Testing Assignment Statistics

  1. Statistics of assignment with no marks entered

    1. Prerequisites: Students list not empty. Assignment list contains assignments with no marks entered for any student.

    2. Test case: assignmentStats 1
      Expected: Statistics data is all 0.

  2. Statistics of assignment after student with marks deleted

    1. Prerequisites: Students list contains 1 student with marks for an assignment.

    2. Test case: delete 1 assignmentStats 1
      Expected: Statistics data is all 0 because marks are deleted along with the student.

  3. Statistics of deleted assignment

    1. Prerequisites: Assignment list contains an assignment to be deleted.

    2. Test case: deleteAssignment 1 assignmentStats 1
      Expected: Assignment is no longer accessible, invalid index or index refers to other assignment.

  4. Statistics of assignment with marks entered

    1. Prerequisites: Students list not empty. Assignment list contains an assignment with marks entered for any student.

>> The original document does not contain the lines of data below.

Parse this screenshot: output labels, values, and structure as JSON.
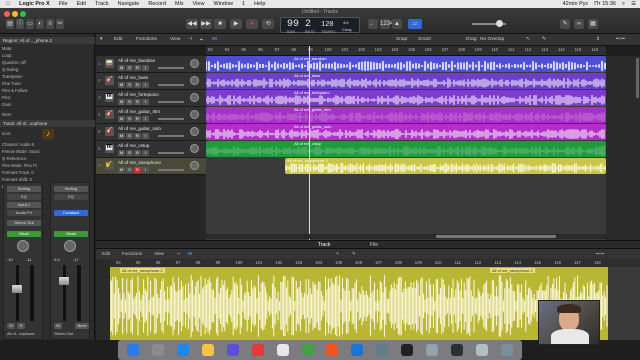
{
  "menubar": {
    "apple": "",
    "app": "Logic Pro X",
    "items": [
      "File",
      "Edit",
      "Track",
      "Navigate",
      "Record",
      "Mix",
      "View",
      "Window",
      "1",
      "Help"
    ],
    "status": "42min Рус",
    "clock": "Пт 15:36"
  },
  "window": {
    "title": "Untitled - Tracks"
  },
  "lcd": {
    "bar": "99",
    "beat": "2",
    "bar_label": "BAR",
    "beat_label": "BEAT",
    "tempo": "120",
    "tempo_label": "TEMPO",
    "signature": "4/4",
    "key": "Cmaj"
  },
  "inspector": {
    "region_header": "Region: All of..._phone.2",
    "region_params": [
      "Mute:",
      "Loop:",
      "Quantize: off",
      "Q-Swing:",
      "Transpose:",
      "Fine Tune:",
      "Flex & Follow:",
      "Flex:",
      "Gain:"
    ],
    "more": "More",
    "track_header": "Track: All of...xophone",
    "track_params": [
      "Icon:",
      "Channel: Audio 6",
      "Freeze Mode: Sourc",
      "Q-Reference:",
      "Flex Mode: Flex Pi",
      "Formant Track: 0",
      "Formant Shift: 0",
      "Formants: Proce"
    ],
    "strip1_label": "All of...xophone",
    "strip2_label": "Stereo Out",
    "strip1_buttons": [
      "Setting",
      "EQ",
      "Input 1",
      "Audio FX",
      "Stereo Out",
      "Read"
    ],
    "strip2_buttons": [
      "Setting",
      "EQ",
      "Constant",
      "Read"
    ],
    "strip1_value": "-10",
    "strip1_value2": "-11",
    "strip2_value": "0.0",
    "strip2_value2": "-17",
    "bnce_label": "Bnce"
  },
  "tracks_toolbar": {
    "edit": "Edit",
    "functions": "Functions",
    "view": "View",
    "snap_label": "Snap:",
    "snap_value": "Smart",
    "drag_label": "Drag:",
    "drag_value": "No Overlap"
  },
  "ruler": [
    "93",
    "94",
    "95",
    "96",
    "97",
    "98",
    "99",
    "100",
    "101",
    "102",
    "103",
    "104",
    "105",
    "106",
    "107",
    "108",
    "109",
    "110",
    "111",
    "112",
    "113",
    "114",
    "115",
    "116"
  ],
  "tracks": [
    {
      "num": "1",
      "name": "All of me_baraban",
      "icon": "🥁"
    },
    {
      "num": "2",
      "name": "All of me_bass",
      "icon": "🎸"
    },
    {
      "num": "3",
      "name": "All of me_fortepiano",
      "icon": "🎹"
    },
    {
      "num": "4",
      "name": "All of me_guitar_ritm",
      "icon": "🎸"
    },
    {
      "num": "5",
      "name": "All of me_guitar_solo",
      "icon": "🎸"
    },
    {
      "num": "6",
      "name": "All of me_vstup",
      "icon": "🎹"
    },
    {
      "num": "7",
      "name": "All of me_saxophone",
      "icon": "🎷"
    }
  ],
  "track_buttons": {
    "mute": "M",
    "solo": "S",
    "rec": "R",
    "input": "I"
  },
  "regions": [
    {
      "label": "All of me_baraban",
      "color": "#4f4fd6"
    },
    {
      "label": "All of me_bass",
      "color": "#6b3fc6"
    },
    {
      "label": "All of me_fortepiano",
      "color": "#7e3ad0"
    },
    {
      "label": "All of me_guitar_ritm",
      "color": "#a532c6"
    },
    {
      "label": "All of me_guitar_solo",
      "color": "#b02fc8"
    },
    {
      "label": "All of me_vstup",
      "color": "#1f9a3c"
    },
    {
      "label": "All of me_saxophone.2",
      "color": "#c9c64a"
    }
  ],
  "bottom_tabs": {
    "track": "Track",
    "file": "File"
  },
  "editor_toolbar": {
    "edit": "Edit",
    "functions": "Functions",
    "view": "View"
  },
  "editor_ruler": [
    "94",
    "95",
    "96",
    "97",
    "98",
    "99",
    "100",
    "101",
    "102",
    "103",
    "104",
    "105",
    "106",
    "107",
    "108",
    "109",
    "110",
    "111",
    "112",
    "113",
    "114",
    "115",
    "116",
    "117",
    "118"
  ],
  "editor_region_labels": [
    "All of me_saxophone.2",
    "All of me_saxophone.2"
  ],
  "colors": {
    "accent": "#2d6ad8",
    "sax_region": "#c9c64a",
    "editor_bg": "#b9b634"
  }
}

    2. Test case: assignmentStats 1
      Expected: Statistics data is accurate according to the marks.

Testing Class Statistics

  1. Statistics of class with no students and no assignments

    1. Prerequisites: Students list and assignment list is empty.

    2. Test case: classStats
      Expected: Statistics data is all 0.

  2. Statistics of class with students but no assignments

    1. Prerequisites: Students list contains students but no assignments.

    2. Test case: classStats
      Expected: Statistics shows the number of students, other data is all 0.

  3. Statistics of class with students and assignments but no marks entered

    1. Prerequisites: Students list not empty. Assignment list contains assignments with no marks entered for any student.

    2. Test case: classStats
      Expected: Statistics shows the number of students and the maximum grade is the total weight of the assignments, other data is all 0.

  4. Statistics of class with students and assignments with marks entered

    1. Prerequisites: Students list not empty. Assignment list contains assignments with marks entered for students.

    2. Test case: classStats
      Expected: Statistics data is accurate according to the total marks of the students.